The availability of large, intimidating, and interesting SUVs isn’t big on the market. As crossovers and mid-sized SUVs skyrocket in popularity, it seems like large SUV options are becoming harder to find. There is one large SUV in particular that is popular in theory to many people but hated by previous owners. If you can avoid it, you should, because the Hummer H2 isn’t the SUV for you.
The Hummer H2 is the less expensive, and more affordable version of the original Hummer vehicle. The originally Hummer was designed as a military vehicle, and a lot of the appearances of this model are actually function. The H2 adopted some of these design features but they are completely useless.

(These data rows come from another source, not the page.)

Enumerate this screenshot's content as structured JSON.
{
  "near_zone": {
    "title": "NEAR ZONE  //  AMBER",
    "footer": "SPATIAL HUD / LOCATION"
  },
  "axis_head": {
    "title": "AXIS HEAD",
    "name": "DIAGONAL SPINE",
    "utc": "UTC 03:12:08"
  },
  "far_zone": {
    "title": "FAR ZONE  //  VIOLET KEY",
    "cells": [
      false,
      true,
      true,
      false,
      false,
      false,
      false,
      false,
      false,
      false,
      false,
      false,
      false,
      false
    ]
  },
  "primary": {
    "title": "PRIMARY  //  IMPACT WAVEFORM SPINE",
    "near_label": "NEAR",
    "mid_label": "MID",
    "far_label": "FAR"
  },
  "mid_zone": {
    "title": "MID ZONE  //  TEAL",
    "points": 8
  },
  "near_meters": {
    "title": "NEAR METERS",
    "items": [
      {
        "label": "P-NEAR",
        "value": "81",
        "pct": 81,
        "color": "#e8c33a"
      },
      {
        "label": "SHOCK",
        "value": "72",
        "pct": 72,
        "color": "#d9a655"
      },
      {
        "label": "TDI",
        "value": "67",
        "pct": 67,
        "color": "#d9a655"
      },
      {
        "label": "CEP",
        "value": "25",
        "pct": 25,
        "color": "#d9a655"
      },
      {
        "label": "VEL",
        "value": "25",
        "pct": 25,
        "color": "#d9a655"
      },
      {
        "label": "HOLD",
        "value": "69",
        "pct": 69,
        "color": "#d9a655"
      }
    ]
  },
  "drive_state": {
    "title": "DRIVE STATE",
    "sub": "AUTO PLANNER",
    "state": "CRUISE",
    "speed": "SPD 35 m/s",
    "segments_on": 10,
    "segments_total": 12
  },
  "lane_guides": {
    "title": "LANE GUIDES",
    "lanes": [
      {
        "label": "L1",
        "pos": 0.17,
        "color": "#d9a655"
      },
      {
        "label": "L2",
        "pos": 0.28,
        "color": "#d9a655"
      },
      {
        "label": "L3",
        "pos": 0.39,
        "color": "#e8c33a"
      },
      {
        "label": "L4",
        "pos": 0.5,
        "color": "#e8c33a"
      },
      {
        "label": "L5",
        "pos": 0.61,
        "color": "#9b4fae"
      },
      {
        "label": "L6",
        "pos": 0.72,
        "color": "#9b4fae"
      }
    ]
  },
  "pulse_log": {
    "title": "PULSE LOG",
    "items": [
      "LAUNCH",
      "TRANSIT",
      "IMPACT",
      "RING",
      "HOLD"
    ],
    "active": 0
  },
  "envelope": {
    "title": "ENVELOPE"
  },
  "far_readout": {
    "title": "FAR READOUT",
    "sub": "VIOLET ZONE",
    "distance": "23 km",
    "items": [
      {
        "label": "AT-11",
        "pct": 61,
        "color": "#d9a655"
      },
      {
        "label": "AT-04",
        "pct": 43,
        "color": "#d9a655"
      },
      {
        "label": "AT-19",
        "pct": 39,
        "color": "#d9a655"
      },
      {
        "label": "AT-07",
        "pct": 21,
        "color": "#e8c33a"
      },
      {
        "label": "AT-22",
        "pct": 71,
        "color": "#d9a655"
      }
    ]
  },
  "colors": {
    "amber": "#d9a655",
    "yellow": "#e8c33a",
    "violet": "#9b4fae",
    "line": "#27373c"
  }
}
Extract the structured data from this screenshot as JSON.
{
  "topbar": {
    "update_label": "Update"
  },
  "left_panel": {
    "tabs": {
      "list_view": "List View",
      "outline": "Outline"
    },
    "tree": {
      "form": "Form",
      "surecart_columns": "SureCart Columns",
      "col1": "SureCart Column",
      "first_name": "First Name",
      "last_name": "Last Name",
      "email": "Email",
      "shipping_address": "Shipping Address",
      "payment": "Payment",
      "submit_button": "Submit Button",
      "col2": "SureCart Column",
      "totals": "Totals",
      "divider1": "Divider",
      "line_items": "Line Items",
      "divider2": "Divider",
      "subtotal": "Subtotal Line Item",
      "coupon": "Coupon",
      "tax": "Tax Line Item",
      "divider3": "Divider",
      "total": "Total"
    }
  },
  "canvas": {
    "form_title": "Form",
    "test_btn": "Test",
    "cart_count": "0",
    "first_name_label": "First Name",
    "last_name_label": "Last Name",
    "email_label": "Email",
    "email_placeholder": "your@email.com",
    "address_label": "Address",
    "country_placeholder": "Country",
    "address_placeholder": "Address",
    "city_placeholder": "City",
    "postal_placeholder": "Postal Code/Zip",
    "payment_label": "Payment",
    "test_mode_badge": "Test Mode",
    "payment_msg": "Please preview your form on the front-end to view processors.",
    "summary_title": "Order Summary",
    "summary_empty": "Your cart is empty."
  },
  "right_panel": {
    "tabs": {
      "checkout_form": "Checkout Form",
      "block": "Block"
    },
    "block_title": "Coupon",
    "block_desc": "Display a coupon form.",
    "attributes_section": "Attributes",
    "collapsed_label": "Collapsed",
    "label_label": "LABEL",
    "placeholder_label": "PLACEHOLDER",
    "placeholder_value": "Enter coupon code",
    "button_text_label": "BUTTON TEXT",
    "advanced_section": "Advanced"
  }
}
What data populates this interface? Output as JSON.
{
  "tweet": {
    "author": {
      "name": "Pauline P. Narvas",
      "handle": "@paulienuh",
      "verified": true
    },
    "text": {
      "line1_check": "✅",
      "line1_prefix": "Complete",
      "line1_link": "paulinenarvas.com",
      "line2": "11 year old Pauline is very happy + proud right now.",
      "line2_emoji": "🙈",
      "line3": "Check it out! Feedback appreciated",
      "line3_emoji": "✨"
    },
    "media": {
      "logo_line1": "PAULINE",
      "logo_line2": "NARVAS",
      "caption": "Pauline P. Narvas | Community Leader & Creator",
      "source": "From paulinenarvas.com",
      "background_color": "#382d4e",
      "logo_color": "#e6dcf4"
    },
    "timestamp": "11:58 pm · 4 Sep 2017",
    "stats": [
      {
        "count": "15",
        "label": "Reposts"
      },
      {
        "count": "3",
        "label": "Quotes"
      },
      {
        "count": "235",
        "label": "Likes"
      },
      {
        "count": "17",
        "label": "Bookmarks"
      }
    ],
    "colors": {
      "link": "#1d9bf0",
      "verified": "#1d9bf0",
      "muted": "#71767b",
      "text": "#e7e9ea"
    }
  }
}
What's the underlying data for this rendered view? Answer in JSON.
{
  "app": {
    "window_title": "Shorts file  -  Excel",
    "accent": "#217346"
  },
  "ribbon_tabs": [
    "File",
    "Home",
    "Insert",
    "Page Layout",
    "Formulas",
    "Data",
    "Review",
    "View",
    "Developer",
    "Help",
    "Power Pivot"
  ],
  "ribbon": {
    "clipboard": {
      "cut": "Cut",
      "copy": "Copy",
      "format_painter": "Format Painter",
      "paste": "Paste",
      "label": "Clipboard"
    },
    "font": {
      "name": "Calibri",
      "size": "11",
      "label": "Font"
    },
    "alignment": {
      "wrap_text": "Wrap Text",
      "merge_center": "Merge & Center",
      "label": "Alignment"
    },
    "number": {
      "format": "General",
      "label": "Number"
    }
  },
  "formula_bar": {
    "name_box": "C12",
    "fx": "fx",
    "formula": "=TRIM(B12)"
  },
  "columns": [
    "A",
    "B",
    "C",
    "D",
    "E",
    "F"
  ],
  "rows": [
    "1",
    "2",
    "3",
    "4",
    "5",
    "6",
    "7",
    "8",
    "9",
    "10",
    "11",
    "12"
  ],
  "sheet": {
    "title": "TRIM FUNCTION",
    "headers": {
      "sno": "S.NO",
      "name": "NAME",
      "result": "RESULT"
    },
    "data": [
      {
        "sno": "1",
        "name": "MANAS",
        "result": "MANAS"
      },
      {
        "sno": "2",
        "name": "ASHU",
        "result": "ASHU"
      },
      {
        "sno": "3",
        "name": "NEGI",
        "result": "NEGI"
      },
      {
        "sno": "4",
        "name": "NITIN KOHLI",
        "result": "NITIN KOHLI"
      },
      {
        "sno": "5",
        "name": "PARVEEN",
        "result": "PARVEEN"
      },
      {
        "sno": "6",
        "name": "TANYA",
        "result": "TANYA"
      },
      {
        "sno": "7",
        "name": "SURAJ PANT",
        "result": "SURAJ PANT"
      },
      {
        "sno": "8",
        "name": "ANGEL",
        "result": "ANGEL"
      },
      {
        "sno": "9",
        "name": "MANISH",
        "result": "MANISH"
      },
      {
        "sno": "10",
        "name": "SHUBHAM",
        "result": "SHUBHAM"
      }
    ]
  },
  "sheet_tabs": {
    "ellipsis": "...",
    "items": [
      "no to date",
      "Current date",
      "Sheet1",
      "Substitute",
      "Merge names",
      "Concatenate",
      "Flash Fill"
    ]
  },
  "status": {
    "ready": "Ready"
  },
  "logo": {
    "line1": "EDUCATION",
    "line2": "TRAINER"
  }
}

It’s like having a fake hood scoop or air vents – we all know they are fake, and we all think they are pretty cringy.
For one, you may notice two large metal rings sticking up from the hood. In the original Hummer, these rings were connected to the car’s chassis and served a surprising purpose. Because the original Hummer was designed as a military vehicle, there needed to be a way for it to be easily placed into combat zones or other areas where it wouldn’t make sense to drive the cars in. The metal rings on the hood allowed the car to be secured to helicopters and other air-born military vehicles and carried underneath until it was time to lower the Hummer to the ground. On the H2 Hummer, you still see what appears to be two large metal rings identical to those of the original, but they are no more than a hood ornament and serve absolutely no purpose.
The interior of the Hummer H2 doesn’t have a lot to offer either. You could even go as far as complaining that the interior was of poor build quality and even worse design. All of the buttons and knobs of the dashboard, and the gear shifter, are oversized and cheap to the touch. The low-grade plastic and lose fittings means the already awkward-looking fixtures feel even worse to use than they are to look at.
Besides that, the Hummer H2 isn’t that great of an SUV. The bulky body and awkward windows make the car feel claustrophobic, which is unexpected considering how large it is overall. The ride quality of the Hummer is also nothing to get excited about. The rear window doesn’t span the entire length of the rear door and is blocked by the spare tire, giving the Hummer minimal visibility. The step rail that runs along the doors decreases the clearance by several inches, so it isn’t going to be climbing any crazy rock mounds any time soon like the Jeep Gladiator can.
With the minimal utility, low visibility, and all-around embarrassing features and details, there aren’t a lot of redeeming qualities to make purchasing a Hummer H2 sound great. That is, of course, unless you just want to own one for the sake of saying you own a Hummer.